В первых числах августа мы выгрузились недалеко от Тихвина и двинулись к городу. Чем ближе подходили, тем больше встречалось беженцев. Шли женщины, старики, дети, с узлами и просто так. Среди бредущей толпы двигались повозки. Их тащили лошади, коровы, а то и люди. Зрелище было ужасное, горькое.
Тихвин встретил едкой гарью: немецкие самолеты только что разбомбили привокзальные склады, они еще горели. Зениток в городе не оказалось, самолеты разбойничали безнаказанно.

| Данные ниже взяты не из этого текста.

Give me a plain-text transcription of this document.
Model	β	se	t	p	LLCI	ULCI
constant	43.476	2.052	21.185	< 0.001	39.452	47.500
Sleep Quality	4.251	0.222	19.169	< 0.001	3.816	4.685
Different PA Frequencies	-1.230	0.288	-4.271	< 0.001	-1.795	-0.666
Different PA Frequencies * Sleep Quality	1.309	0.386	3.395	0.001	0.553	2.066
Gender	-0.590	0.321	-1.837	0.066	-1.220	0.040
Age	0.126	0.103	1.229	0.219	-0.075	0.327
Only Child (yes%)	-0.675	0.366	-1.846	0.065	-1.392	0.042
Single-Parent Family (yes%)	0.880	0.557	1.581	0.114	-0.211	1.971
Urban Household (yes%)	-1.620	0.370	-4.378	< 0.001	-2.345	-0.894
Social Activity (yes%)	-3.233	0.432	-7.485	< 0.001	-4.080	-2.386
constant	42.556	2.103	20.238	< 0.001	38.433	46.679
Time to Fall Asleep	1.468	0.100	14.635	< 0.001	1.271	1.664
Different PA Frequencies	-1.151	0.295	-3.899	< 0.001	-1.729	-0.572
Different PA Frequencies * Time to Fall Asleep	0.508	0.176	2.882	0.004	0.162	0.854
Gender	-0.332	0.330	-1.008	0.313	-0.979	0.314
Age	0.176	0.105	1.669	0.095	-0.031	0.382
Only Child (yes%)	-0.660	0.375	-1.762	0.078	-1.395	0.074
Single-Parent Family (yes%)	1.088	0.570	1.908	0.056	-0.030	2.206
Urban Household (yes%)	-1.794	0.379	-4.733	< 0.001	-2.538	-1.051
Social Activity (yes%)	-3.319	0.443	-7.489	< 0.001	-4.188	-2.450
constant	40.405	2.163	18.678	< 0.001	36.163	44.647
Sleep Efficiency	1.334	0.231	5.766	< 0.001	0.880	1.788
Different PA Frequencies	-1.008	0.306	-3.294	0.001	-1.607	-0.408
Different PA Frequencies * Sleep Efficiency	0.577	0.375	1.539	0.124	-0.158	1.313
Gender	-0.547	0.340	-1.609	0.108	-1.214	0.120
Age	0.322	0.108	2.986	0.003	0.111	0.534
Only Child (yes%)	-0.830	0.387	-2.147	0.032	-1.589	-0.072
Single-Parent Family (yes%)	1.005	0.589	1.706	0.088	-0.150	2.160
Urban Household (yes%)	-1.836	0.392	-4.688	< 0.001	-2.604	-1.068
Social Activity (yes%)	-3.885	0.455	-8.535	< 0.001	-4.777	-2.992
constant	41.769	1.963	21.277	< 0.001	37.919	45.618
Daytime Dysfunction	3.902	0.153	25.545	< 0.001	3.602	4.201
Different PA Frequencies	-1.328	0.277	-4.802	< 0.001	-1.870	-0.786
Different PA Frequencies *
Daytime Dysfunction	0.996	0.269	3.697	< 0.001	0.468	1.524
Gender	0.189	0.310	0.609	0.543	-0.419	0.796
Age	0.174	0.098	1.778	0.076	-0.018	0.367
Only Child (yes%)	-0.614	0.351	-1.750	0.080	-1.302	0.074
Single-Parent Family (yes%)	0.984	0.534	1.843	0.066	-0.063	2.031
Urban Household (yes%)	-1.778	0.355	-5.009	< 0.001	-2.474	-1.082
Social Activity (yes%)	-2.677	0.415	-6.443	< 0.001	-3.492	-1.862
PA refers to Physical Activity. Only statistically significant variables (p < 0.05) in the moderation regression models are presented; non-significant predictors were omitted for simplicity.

В лесу за Тихвином разбили палаточный городок. Привели в порядок материальную часть. Помылись в теплой застойной воде старого шлюза, сохранившегося от когда-то действовавшего здесь канала. С нарастающей тревогой читали сводки с фронта: враг приближался к Ленинграду, Киеву, Одессе… Терялись в догадках: что случилось? Твердо надеялись: вот-вот выдохнутся отборные гитлеровские части, выступит против Гитлера рабочий класс, совершится перелом в войне…
Раза два прошелся по окраинам старинного города с песчаными, не мощеными улицами. Две или три теплых августовских недели пролетели незаметно. И вот опять эшелон…

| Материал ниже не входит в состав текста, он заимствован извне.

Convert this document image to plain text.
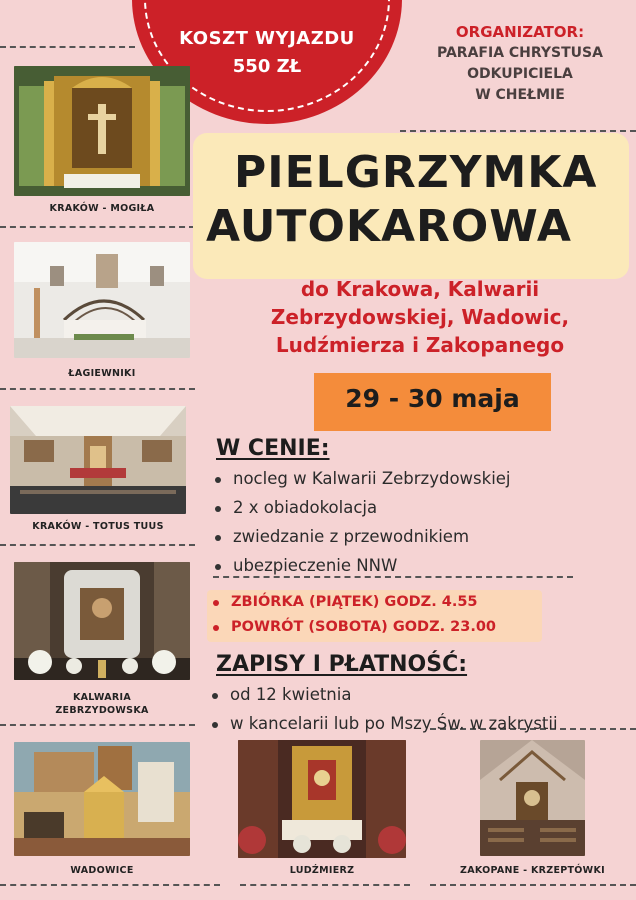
KOSZT WYJAZDU
550 ZŁ
ORGANIZATOR:
PARAFIA CHRYSTUSA
ODKUPICIELA
W CHEŁMIE
KRAKÓW - MOGIŁA
ŁAGIEWNIKI
KRAKÓW - TOTUS TUUS
KALWARIA
ZEBRZYDOWSKA
WADOWICE	LUDŹMIERZ	ZAKOPANE - KRZEPTÓWKI
PIELGRZYMKA
AUTOKAROWA
do Krakowa, Kalwarii
Zebrzydowskiej, Wadowic,
Ludźmierza i Zakopanego
29 - 30 maja
W CENIE:
nocleg w Kalwarii Zebrzydowskiej
2 x obiadokolacja
zwiedzanie z przewodnikiem
ubezpieczenie NNW
ZBIÓRKA (PIĄTEK) GODZ. 4.55
POWRÓT (SOBOTA) GODZ. 23.00
ZAPISY I PŁATNOŚĆ:
od 12 kwietnia
w kancelarii lub po Mszy Św. w zakrystii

Что мы окажемся на фронте, сомнений не было. Слишком тяжелое наступило время, чтобы думать о чем-то другом.
Останавливались часто, даже на полустанках и разъездах. На одной из таких остановок помогли… попу! Рядом с нами встал состав теплушек, заполненных эвакуируемым гражданским населением. Когда он снова тронулся, мы услышали истошный крик, а затем раздался дружный хохот солдат: с пригорка, догоняя уходящий состав, в рясе, закинутой на плечи, бежал поп, делая нелепые прыжки из-за спутанных штанами ног, оглушительно вопя:
– Во-осподи, останови! Во-осподи, останови!
Очевидно, солдатский гогот и отчаянные крики попа насторожили машиниста – поезд замедлил ход. Неудачник, поправив рясу, вскарабкался в вагон…

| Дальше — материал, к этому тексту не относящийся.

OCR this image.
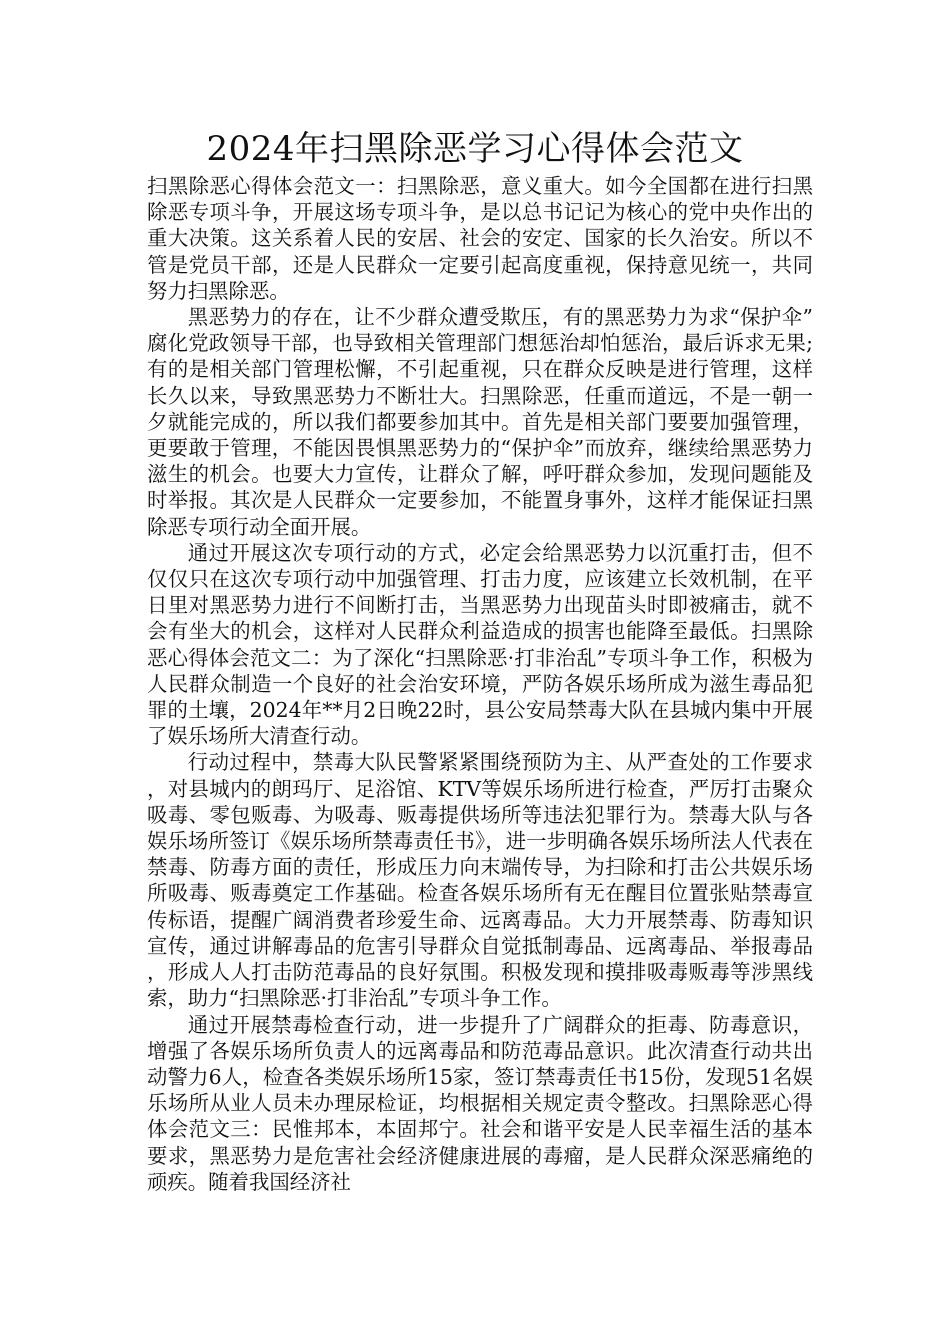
2024年扫黑除恶学习心得体会范文

扫黑除恶心得体会范文一：扫黑除恶，意义重大。如今全国都在进行扫黑除恶专项斗争，开展这场专项斗争，是以总书记记为核心的党中央作出的重大决策。这关系着人民的安居、社会的安定、国家的长久治安。所以不管是党员干部，还是人民群众一定要引起高度重视，保持意见统一，共同努力扫黑除恶。

黑恶势力的存在，让不少群众遭受欺压，有的黑恶势力为求“保护伞”腐化党政领导干部，也导致相关管理部门想惩治却怕惩治，最后诉求无果;有的是相关部门管理松懈，不引起重视，只在群众反映是进行管理，这样长久以来，导致黑恶势力不断壮大。扫黑除恶，任重而道远，不是一朝一夕就能完成的，所以我们都要参加其中。首先是相关部门要要加强管理，更要敢于管理，不能因畏惧黑恶势力的“保护伞”而放弃，继续给黑恶势力滋生的机会。也要大力宣传，让群众了解，呼吁群众参加，发现问题能及时举报。其次是人民群众一定要参加，不能置身事外，这样才能保证扫黑除恶专项行动全面开展。

通过开展这次专项行动的方式，必定会给黑恶势力以沉重打击，但不仅仅只在这次专项行动中加强管理、打击力度，应该建立长效机制，在平日里对黑恶势力进行不间断打击，当黑恶势力出现苗头时即被痛击，就不会有坐大的机会，这样对人民群众利益造成的损害也能降至最低。扫黑除恶心得体会范文二：为了深化“扫黑除恶·打非治乱”专项斗争工作，积极为人民群众制造一个良好的社会治安环境，严防各娱乐场所成为滋生毒品犯罪的土壤，2024年**月2日晚22时，县公安局禁毒大队在县城内集中开展了娱乐场所大清查行动。

行动过程中，禁毒大队民警紧紧围绕预防为主、从严查处的工作要求，对县城内的朗玛厅、足浴馆、KTV等娱乐场所进行检查，严厉打击聚众吸毒、零包贩毒、为吸毒、贩毒提供场所等违法犯罪行为。禁毒大队与各娱乐场所签订《娱乐场所禁毒责任书》，进一步明确各娱乐场所法人代表在禁毒、防毒方面的责任，形成压力向末端传导，为扫除和打击公共娱乐场所吸毒、贩毒奠定工作基础。检查各娱乐场所有无在醒目位置张贴禁毒宣传标语，提醒广阔消费者珍爱生命、远离毒品。大力开展禁毒、防毒知识宣传，通过讲解毒品的危害引导群众自觉抵制毒品、远离毒品、举报毒品，形成人人打击防范毒品的良好氛围。积极发现和摸排吸毒贩毒等涉黑线索，助力“扫黑除恶·打非治乱”专项斗争工作。

通过开展禁毒检查行动，进一步提升了广阔群众的拒毒、防毒意识，增强了各娱乐场所负责人的远离毒品和防范毒品意识。此次清查行动共出动警力6人，检查各类娱乐场所15家，签订禁毒责任书15份，发现51名娱乐场所从业人员未办理尿检证，均根据相关规定责令整改。扫黑除恶心得体会范文三：民惟邦本，本固邦宁。社会和谐平安是人民幸福生活的基本要求，黑恶势力是危害社会经济健康进展的毒瘤，是人民群众深恶痛绝的顽疾。随着我国经济社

Куда же все-таки перебрасывают нашу часть? Командование полка, наверное, знало. Мы же следили за станциями. На второй день понял: эшелоны пройдут через Иваново! От радости не знал, что делать,- на одной из станций пересел из теплушки в кабину автомашины, стоявшей на открытой поездной платформе, и запел известную тогда всем "Катюшу". Впрочем, вряд ли это можно назвать пением. В детстве я никогда не пел, да и сейчас не пою. Нет ни голоса, ни слуха. В строю – после команды старшины: "Запевай!" – только открывал и закрывал рот, пытаясь создать видимость пения, чтобы не заработать наряд вне очереди.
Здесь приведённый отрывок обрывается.